Pathfinding & PathPlanner

Sometimes, it is worth it to pre-plan paths for robot movement and actions instead of doing it on the fly. This page covers PathPlanner, a tool to do so.

What is Path Planning?

Path planning produces time-parameterized sequences of poses (x, y, rotation) plus velocities/accelerations. Benefits:

  • Smooth, repeatable motion
  • Velocity & acceleration constraints
  • Event markers to trigger commands mid-path
  • Easy visualization & editing via an editor

PathPlanner Overview

Tool

PathPlanner (pathplanner.dev) is a GUI editor that exports path and autos into your robot project deploy folder:

Editor Features

  • Draw and edit waypoints
  • Assign velocity/accel constraints
  • Add event markers (strings) triggering commands
  • Generate multi-path autos

Integrating PathPlanner with your Robot

Dependencies

Add PathPlanner lib to your vendor dependencies through the vendor dependency manager.

Key Concepts

  • Path - single trajectory file.
  • Auto - sequence of paths + events.
  • Named Command - how PathPlanner calls commands during an auto

Load & Run a Path


// This code goes in the RobotContainer - this is how you will typically create an auto selector.
  private LoggedDashboardChooser configureAutos() {

    // Set up auto routines
    LoggedDashboardChooser autoChooser =
        new LoggedDashboardChooser<>("Auto Choices", AutoBuilder.buildAutoChooser());

    return autoChooser;
  }
            

Named Commands

Named commands are defined in-code and can be run by PathPlanner in an auto.

Example


NamedCommands.registerCommand(
    "autoScore", new DeferredCommand(() -> new AutoScoreCommand(reef, drive, elevator)));
            

These commands run just the same as normal commands - but PathPlanner will wait to continue until they finish.

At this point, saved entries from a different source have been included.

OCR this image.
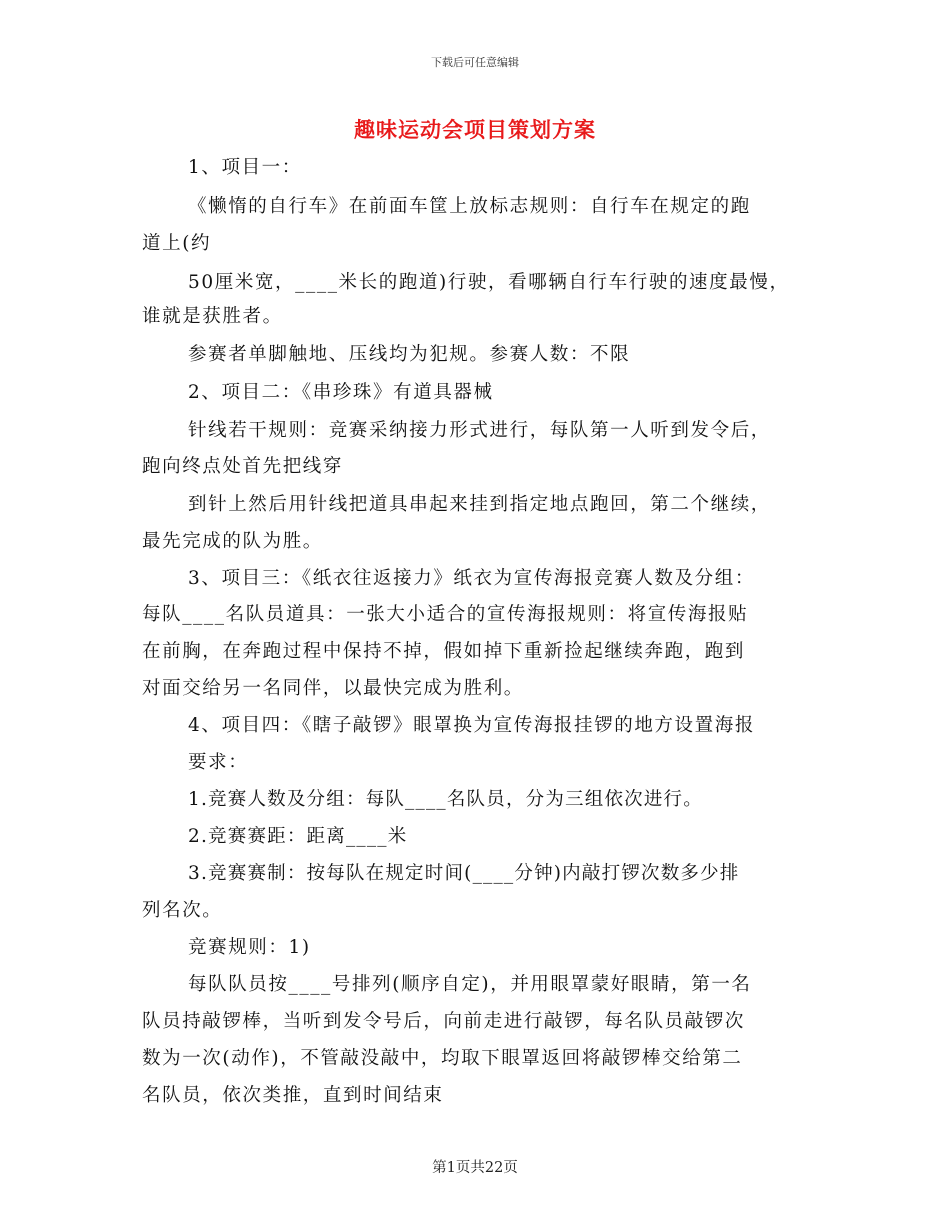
下载后可任意编辑
趣味运动会项目策划方案
1、项目一：
《懒惰的自行车》在前面车筐上放标志规则：自行车在规定的跑
道上(约
50厘米宽，____米长的跑道)行驶，看哪辆自行车行驶的速度最慢，
谁就是获胜者。
参赛者单脚触地、压线均为犯规。参赛人数：不限
2、项目二：《串珍珠》有道具器械
针线若干规则：竞赛采纳接力形式进行，每队第一人听到发令后，
跑向终点处首先把线穿
到针上然后用针线把道具串起来挂到指定地点跑回，第二个继续，
最先完成的队为胜。
3、项目三：《纸衣往返接力》纸衣为宣传海报竞赛人数及分组：
每队____名队员道具：一张大小适合的宣传海报规则：将宣传海报贴
在前胸，在奔跑过程中保持不掉，假如掉下重新捡起继续奔跑，跑到
对面交给另一名同伴，以最快完成为胜利。
4、项目四：《瞎子敲锣》眼罩换为宣传海报挂锣的地方设置海报
要求：
1.竞赛人数及分组：每队____名队员，分为三组依次进行。
2.竞赛赛距：距离____米
3.竞赛赛制：按每队在规定时间(____分钟)内敲打锣次数多少排
列名次。
竞赛规则：1)
每队队员按____号排列(顺序自定)，并用眼罩蒙好眼睛，第一名
队员持敲锣棒，当听到发令号后，向前走进行敲锣，每名队员敲锣次
数为一次(动作)，不管敲没敲中，均取下眼罩返回将敲锣棒交给第二
名队员，依次类推，直到时间结束
第1页共22页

Making On-the-Fly / Teleop Paths

You can generate short paths at runtime (helpful for driver-assist or snapping to a scoring pose).

Simple runtime path from current pose → target pose


public static Command followPoses(SwerveDriveIO drive, double transitionVelocity, Supplier pointArraySupplier) {
    Pose2d[] points = pointArraySupplier.get();
    List waypoints = PathPlannerPath.waypointsFromPoses(points);
    PathPlannerPath path =
        new PathPlannerPath(
            waypoints,
            Constants.PATH_CONSTRAINTS,
            new IdealStartingState(
                drive.getPose().getTranslation().getDistance(points[0].getTranslation()),
                points[0].getRotation()),
            new GoalEndState(0, points[points.length - 1].getRotation()));

    path.preventFlipping = true;
    return Commands.sequence(
        AutoBuilder.pathfindToPose(points[0], Constants.PATH_CONSTRAINTS, transitionVelocity),
        AutoBuilder.followPath(path));
  }
            

Semi-Auto Uses

  • Drive to scoring position on button
  • Auto-align to vision target then let driver finish
  • Path-based assist modes

When to Use PathPlanner vs Handbuilt

Use PathPlanner when:

  • You want quick, repeatable autos
  • You don't want any possible interference
  • You want to do the same thing, every time.

Create your own auto command sequence when:

  • You can sacrifice a tiny bit of consistency to be significantly more efficient
  • You want your auto to move on to the next thing ASAP, not with pre-set wait times
  • The game is too complex to create full paths for every scenario, and you could instead just define start/end positions

PathFinder

PathFinder is a sub-branch of pathplanner that allows the robot to drive to a set pose, while avoiding obstacles on the field. AutoBuilder.pathfindToPose(...) Use it when you want to autonomously get around field elements in teleop without much driver input.